During the lockdown I've been looking at building my own titanium frame and the more I research into it, the more I think I would like to start my own bespoke ti frame building business.

I'm working on a business plan with my partner who has a lot of experience in sheet metal work (professionally) and is confident we could build a prototype frame.

I just wondered if you guys had any useful tips on frame building please? Have any of you welded a frame yourselves? How did it go? What did you learn?
Initially I'll be looking to order some ti tubes and do the mitre myself. I can access a workshop for the tig welding too.

Thanks a bunch...
 
Is this a wind-up?
 

Rickshaw Phil

Overconfidentii Vulgaris
Moderator
Have you made a bike frame before? if not, then starting off with titanium would be jumping in at the deep end big-style! From what I understand it's not the easiest metal to work and even the established names in the business had teething troubles with their early titanium frames.

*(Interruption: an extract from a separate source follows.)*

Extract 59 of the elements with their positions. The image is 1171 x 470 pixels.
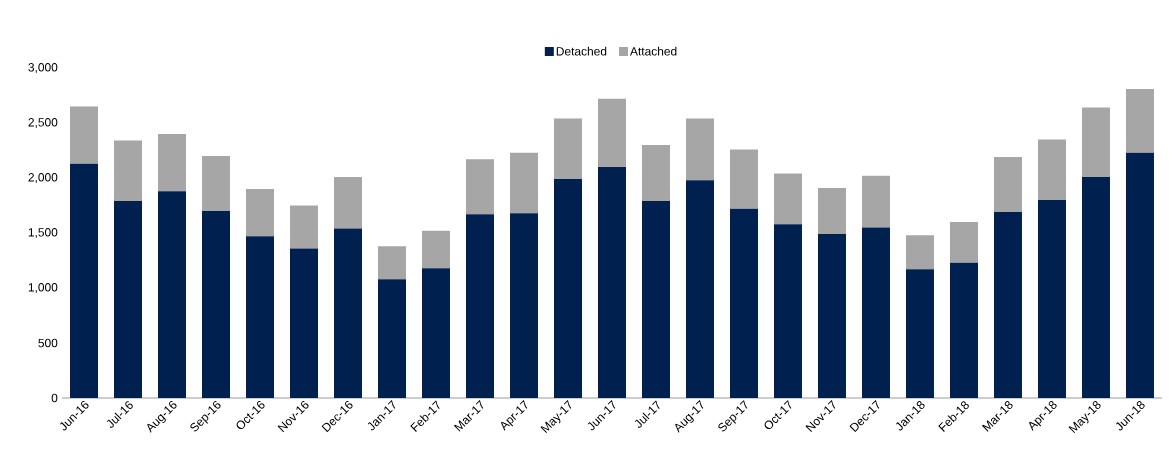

Sadly frame building is not one of my skills so I'm not in a position to offer build tips. What I can say with confidence though is that if your partner has the skills to make a prototype, test, test and test again to make sure it works the way you expect and that it can stand up to the rigours of use before you commit to doing this as a business. For the money you will have to charge to be viable people will expect it to be perfect. If it's not, then things could go wrong financially very quickly.
 

Rocky

Hello decadence
I'm not a framebuilder and have never had the desire so to be. However, I agree with what Phil says, titanium is notoriously difficult to work with - perhaps you might like to start with steel and see if you can make something from that before taking on the challenge of titanium.
 

Cycleops

Legendary Member
Location
Accra, Ghana
You are very brave to start such an enterprise especially with titanium. Bit like learning to drive in a Ferrari. I think you should at least start a long apprentaship with a frame builder before attempting anything like this.
 

rogerzilla

Legendary Member
Ti has a small niche among audaxers and conspicuous consumers. It's not a perfect frame material - carbon gives much higher performance, steel is field-repairable and modifiable, almost anything is more cost-effective. Ti frames break as often as anything else does. The market is not large.